Tags

,

Em sua coluna mais recente, na quarta-feira (13), Alexandre Schwartsman mais uma vez me ataca com a virulência que lhe é característica. Pela minha conta, já fui tema de 10% do que o polemista publicou na Folha neste ano. Só Freud explica.

Mas, como sou otimista com a raça humana, acho isso positivo. Estou educando Schwartsman, até onde isso for possível.

No último ataque, o colunista parece revoltado por eu ter apontado que vivemos a mais lenta recuperação após uma recessão e que isso não pode ser creditado só à política econômica adotada antes da mudança de governo. Decisões pós-maio de 2016 também explicam por que o PIB está crescendo tão devagar, mas vamos aos pontos levantados por Schwartsman.

Primeiro, o colunista me acusa de dizer que não haveria retomada do crescimento do PIB em 2017. Basta consultar minha resposta a sua primeira crítica, em abril deste ano, para verificar que apontei que o contingenciamento de gastos adotado pelo governo tendia a atrasar, não a interromper, a recuperação do crescimento.

Felizmente, o governo não ouviu Schwartsman, mudou a meta de deficit primário e liberou mais recursos no segundo semestre (e ainda houve o FGTS e o PIS).

O artigo ao qual Schwartsman se refere foi publicado no blog do Ibre e trata do mais recente estudo de Alberto Alesina e cia., no qual os autores constatam que, em média, a contração fiscal é contracionista no curto prazo. Mais importante, o mesmo artigo diz que, mesmo em ajustes “baseados em cortes de gastos”, 20% do esforço fiscal ocorreu via aumento de receita, ponto ignorado pelo colunista em suas análises.

Em segundo lugar, Schwartsman me ataca por, no início de 2015, ter esperado uma rápida recuperação da economia. O colunista se esqueceu de dizer que naquele momento o governo já baseava suas projeções nas expectativas de mercado, que em dezembro de 2014 projetavam um crescimento de 0,6% do PIB para 2015. Nisso sou culpado. Errei a projeção com o mercado por não antecipar a série de choques políticos e econômicos que a economia sofreu naquele ano.

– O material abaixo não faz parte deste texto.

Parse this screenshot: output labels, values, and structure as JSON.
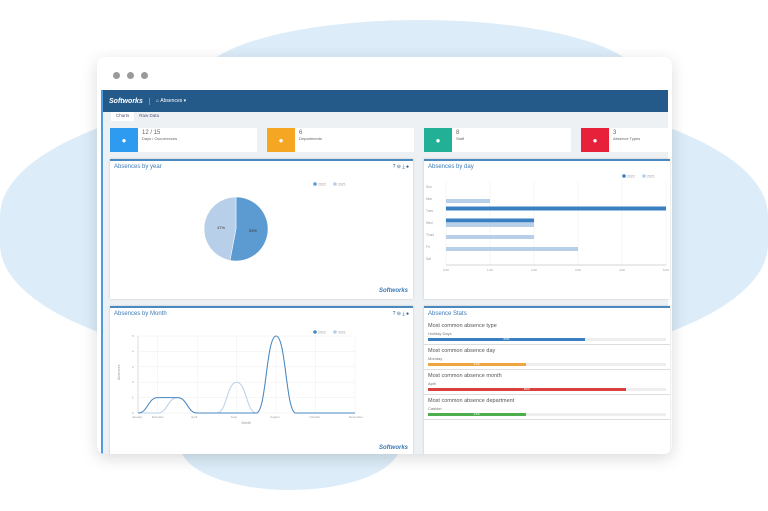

O mesmo comentário vale para minha expectativa, em setembro de 2015, de que a economia se recuperaria ao longo de 2016. Naquele momento, o mercado também apontava para o crescimento do PIB no último trimestre de 2016 (+0,2%). Tudo isso é público e disponível no site do Banco Central.

Terceiro, meu maior admirador critica minha observação de que a taxa de juro real caiu lentamente. Porém, os próprios números apontados por Schwartsman comprovam que a queda da taxa real esperada foi lenta diante do tamanho da recessão. Se considerarmos a taxa real efetiva, a redução só começou em agosto deste ano, como apontei em coluna publicada na Folha, em setembro.

Por fim e mais grave, o polemista parece não entender, ou não querer entender, minha crítica sobre a incerteza fiscal. Até as esquinas de Brasília sabem que sou favorável à reforma da Previdência e ao ajuste fiscal gradual, via aumento de receita e redução do crescimento do gasto.

Porém, o ódio cego de Schwartsman faz com que ele não veja que o problema não é o ajuste, e sim a incerteza sobre a forma do ajuste, uma vez que o governo Temer aprovou um teto de gasto inadequado e sem nenhum instrumento para o próximo governo conseguir cumpri-lo a partir de 2019.

De todo modo, espero que o polemista continue aprendendo com o que escrevo.